They’re whooping it up in Canberra where the ACT’s Revenue department has won $77 million from Rupert Murdoch’s News Limited in unpaid stamp duty and penalties.

Rupert and the boys were allegedly trying to dodge tax on a $9 billion share transfer by whooshing the shares of a company called Karlholt off to the Bermuda Stock Exchange. ACT Revenue sued for the money, claiming “the listing of Karlholt on the BSX and the transfer of Karlholt shares were part of a tax avoidance scheme”.

And News Limited paid up, in a settlement that was kept secret until today. (Crikey went to ACT Revenue to confirm proceedings but they wouldn’t comment.)

Which is odd, because News spokesman Greg Baxter (of James Hardie fame) told the press last June (after a News Ltd victory against the ATO in a much bigger case): “The company has not and does not engage in any kinds of schemes to avoid paying tax.”

Well fancy that.

I can’t help recalling that 26 years ago, Australia’s one-time hero Alan Bond tried a similar shuffle in NSW when he took over Tooheys.
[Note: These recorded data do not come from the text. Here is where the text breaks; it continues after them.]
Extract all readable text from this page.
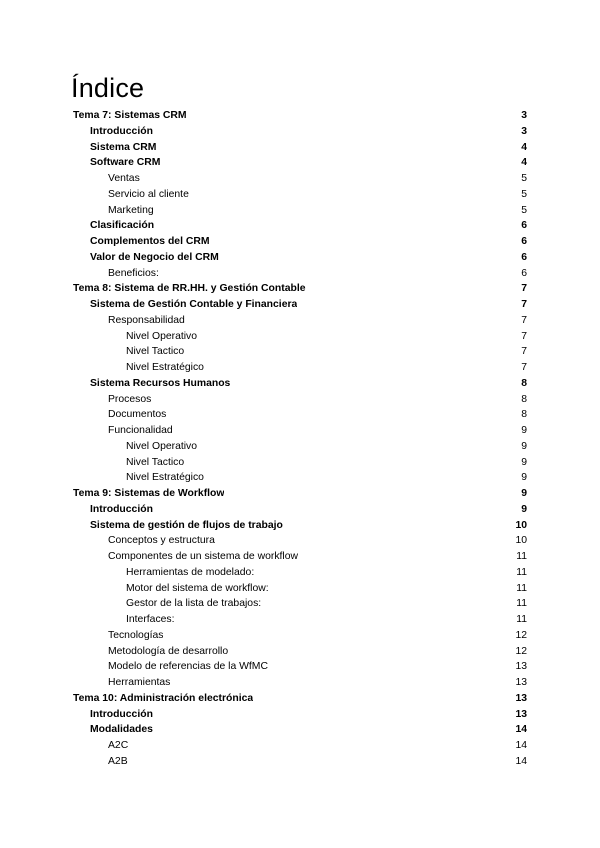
Índice
Tema 7: Sistemas CRM	3
Introducción	3
Sistema CRM	4
Software CRM	4
Ventas	5
Servicio al cliente	5
Marketing	5
Clasificación	6
Complementos del CRM	6
Valor de Negocio del CRM	6
Beneficios:	6
Tema 8: Sistema de RR.HH. y Gestión Contable	7
Sistema de Gestión Contable y Financiera	7
Responsabilidad	7
Nivel Operativo	7
Nivel Tactico	7
Nivel Estratégico	7
Sistema Recursos Humanos	8
Procesos	8
Documentos	8
Funcionalidad	9
Nivel Operativo	9
Nivel Tactico	9
Nivel Estratégico	9
Tema 9: Sistemas de Workflow	9
Introducción	9
Sistema de gestión de flujos de trabajo	10
Conceptos y estructura	10
Componentes de un sistema de workflow	11
Herramientas de modelado:	11
Motor del sistema de workflow:	11
Gestor de la lista de trabajos:	11
Interfaces:	11
Tecnologías	12
Metodología de desarrollo	12
Modelo de referencias de la WfMC	13
Herramientas	13
Tema 10: Administración electrónica	13
Introducción	13
Modalidades	14
A2C	14
A2B	14
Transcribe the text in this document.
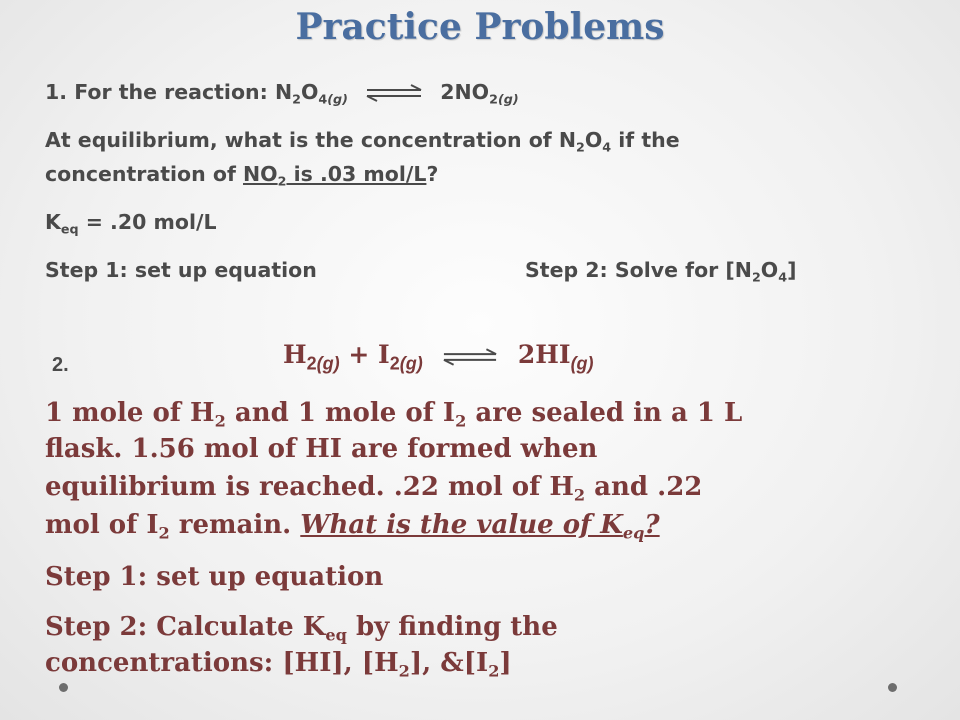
Practice Problems
1. For the reaction: $N_2O_{4(g)}$ ⇌ $2NO_{2(g)}$
At equilibrium, what is the concentration of $N_2O_4$ if the
concentration of $NO_2$ is .03 mol/L?
$K_{eq} = .20$ mol/L
Step 1: set up equation	Step 2: Solve for $[N_2O_4]$
2.	$H_{2(g)} + I_{2(g)}$ ⇌ $2HI_{(g)}$
1 mole of $H_2$ and 1 mole of $I_2$ are sealed in a 1 L
flask. 1.56 mol of HI are formed when
equilibrium is reached. .22 mol of $H_2$ and .22
mol of $I_2$ remain. What is the value of $K_{eq}$?
Step 1: set up equation
Step 2: Calculate $K_{eq}$ by finding the
concentrations: [HI], $[H_2]$, $\&[I_2]$
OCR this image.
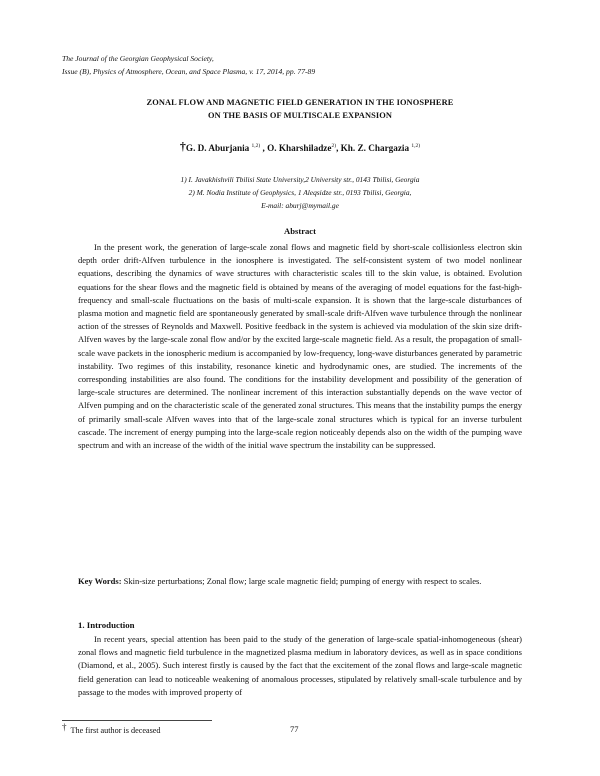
The Journal of the Georgian Geophysical Society,
Issue (B), Physics of Atmosphere, Ocean, and Space Plasma, v. 17, 2014, pp. 77-89
ZONAL FLOW AND MAGNETIC FIELD GENERATION IN THE IONOSPHERE
ON THE BASIS OF MULTISCALE EXPANSION
†G. D. Aburjania $^{1,2)}$ , O. Kharshiladze$^{2)}$, Kh. Z. Chargazia $^{1,2)}$
1) I. Javakhishvili Tbilisi State University,2 University str., 0143 Tbilisi, Georgia
2) M. Nodia Institute of Geophysics, 1 Aleqsidze str., 0193 Tbilisi, Georgia,
E-mail: aburj@mymail.ge
Abstract
In the present work, the generation of large-scale zonal flows and magnetic field by short-scale collisionless electron skin depth order drift-Alfven turbulence in the ionosphere is investigated. The self-consistent system of two model nonlinear equations, describing the dynamics of wave structures with characteristic scales till to the skin value, is obtained. Evolution equations for the shear flows and the magnetic field is obtained by means of the averaging of model equations for the fast-high-frequency and small-scale fluctuations on the basis of multi-scale expansion. It is shown that the large-scale disturbances of plasma motion and magnetic field are spontaneously generated by small-scale drift-Alfven wave turbulence through the nonlinear action of the stresses of Reynolds and Maxwell. Positive feedback in the system is achieved via modulation of the skin size drift-Alfven waves by the large-scale zonal flow and/or by the excited large-scale magnetic field. As a result, the propagation of small-scale wave packets in the ionospheric medium is accompanied by low-frequency, long-wave disturbances generated by parametric instability. Two regimes of this instability, resonance kinetic and hydrodynamic ones, are studied. The increments of the corresponding instabilities are also found. The conditions for the instability development and possibility of the generation of large-scale structures are determined. The nonlinear increment of this interaction substantially depends on the wave vector of Alfven pumping and on the characteristic scale of the generated zonal structures. This means that the instability pumps the energy of primarily small-scale Alfven waves into that of the large-scale zonal structures which is typical for an inverse turbulent cascade. The increment of energy pumping into the large-scale region noticeably depends also on the width of the pumping wave spectrum and with an increase of the width of the initial wave spectrum the instability can be suppressed.
Key Words: Skin-size perturbations; Zonal flow; large scale magnetic field; pumping of energy with respect to scales.
1. Introduction
In recent years, special attention has been paid to the study of the generation of large-scale spatial-inhomogeneous (shear) zonal flows and magnetic field turbulence in the magnetized plasma medium in laboratory devices, as well as in space conditions (Diamond, et al., 2005). Such interest firstly is caused by the fact that the excitement of the zonal flows and large-scale magnetic field generation can lead to noticeable weakening of anomalous processes, stipulated by relatively small-scale turbulence and by passage to the modes with improved property of
† The first author is deceased	77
Except that he got away with it, saving his empire some $9 million in tax by sending the shares on a holiday to Darwin.

After taking aim at Bond’s “trickery, sly lurks and devious schemes”, Debus treated NSW Parliament to his views on the morality of such tax avoidance, saying: “There are apologists for this type of tax avoidance. It is sometimes characterised as the right of every taxpayer. I have even heard it suggested as an obligation of a company director to shareholders. That is arrant nonsense. In ever sense but strict legality, it is nothing but a fraud practiced against the community.”
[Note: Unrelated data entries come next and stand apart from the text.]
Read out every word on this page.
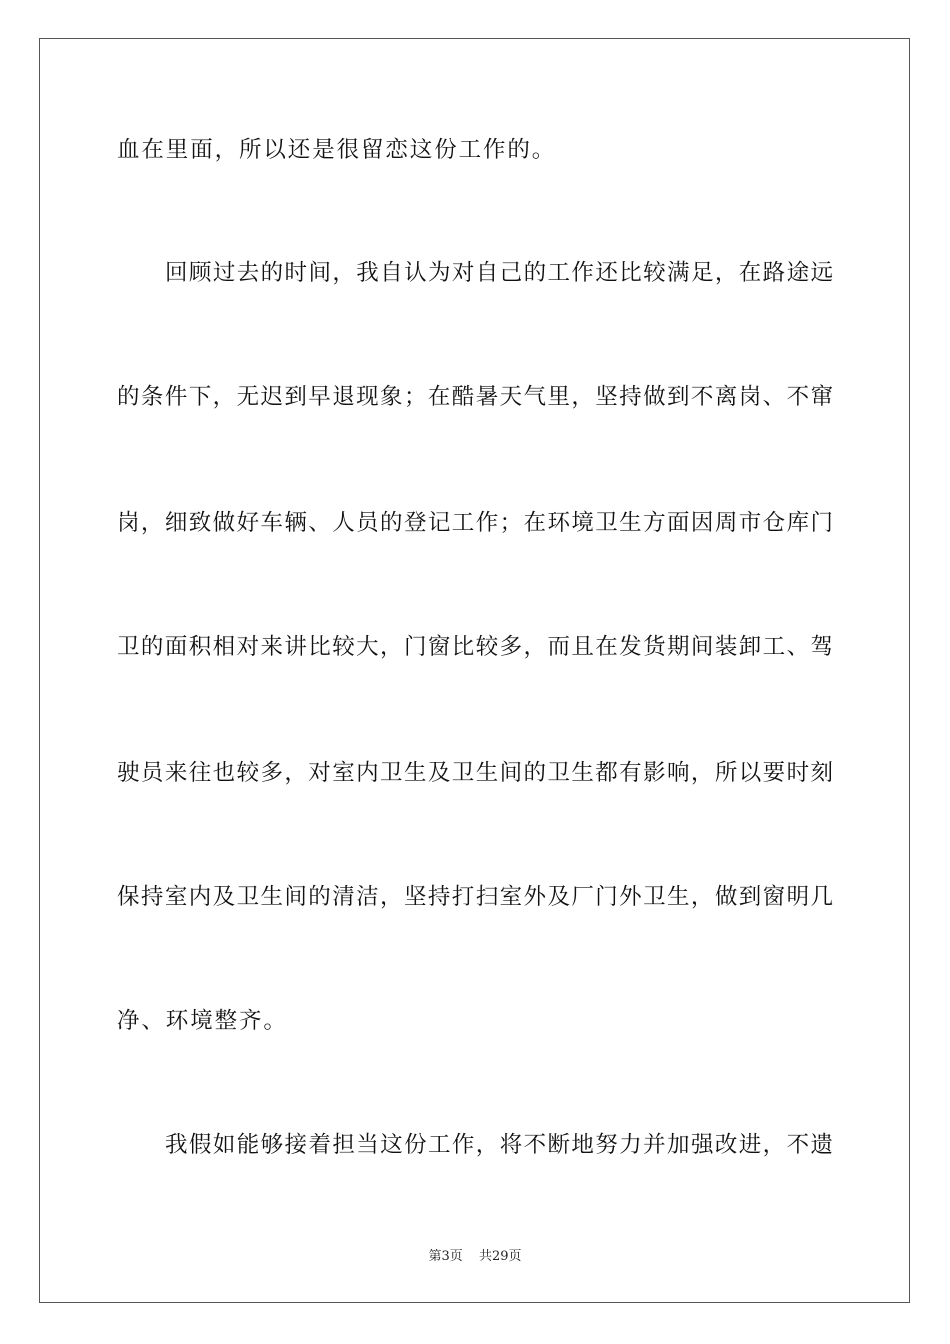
血在里面，所以还是很留恋这份工作的。
回顾过去的时间，我自认为对自己的工作还比较满足，在路途远
的条件下，无迟到早退现象；在酷暑天气里，坚持做到不离岗、不窜
岗，细致做好车辆、人员的登记工作；在环境卫生方面因周市仓库门
卫的面积相对来讲比较大，门窗比较多，而且在发货期间装卸工、驾
驶员来往也较多，对室内卫生及卫生间的卫生都有影响，所以要时刻
保持室内及卫生间的清洁，坚持打扫室外及厂门外卫生，做到窗明几
净、环境整齐。
我假如能够接着担当这份工作，将不断地努力并加强改进，不遗
第3页 共29页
ACT residents will be pleased to hear that Rupert’s $77 million has helped put the territory’s budget back in balance.

Students of form may be interested to know that Murdoch has long been keen to keep those pesky tax payments to a minimum. Neil Chenoweth’s book Virtual Murdoch records that News Corp paid an average 7 cents in the dollar from 1986 to 2000, while The Economist reckoned the rate was 6 cents in the dollar for the four years to 1999. This compared with 31 cents paid by Disney and tax rates of 36%, 35% and 30% in Australia, the United States and the United Kingdom, where his companies operated.

The latest accounts show that News Corp has actually pulled money back from the world’s tax men over the last two years, with an income tax refund of more than US$1.5 billion during 2009 and 2010.

How does he do it? Quite legally of course, but no doubt with help from companies in tax havens. The US General Accounting Office noted in 2009 that News Corp had 152 subsidiaries, with a big flock in those delightful Caribbean holiday spots, the Cayman Islands and British Virgin Islands. This was more than any other major US company apart from the two big banks, Morgan Stanley and Citibank.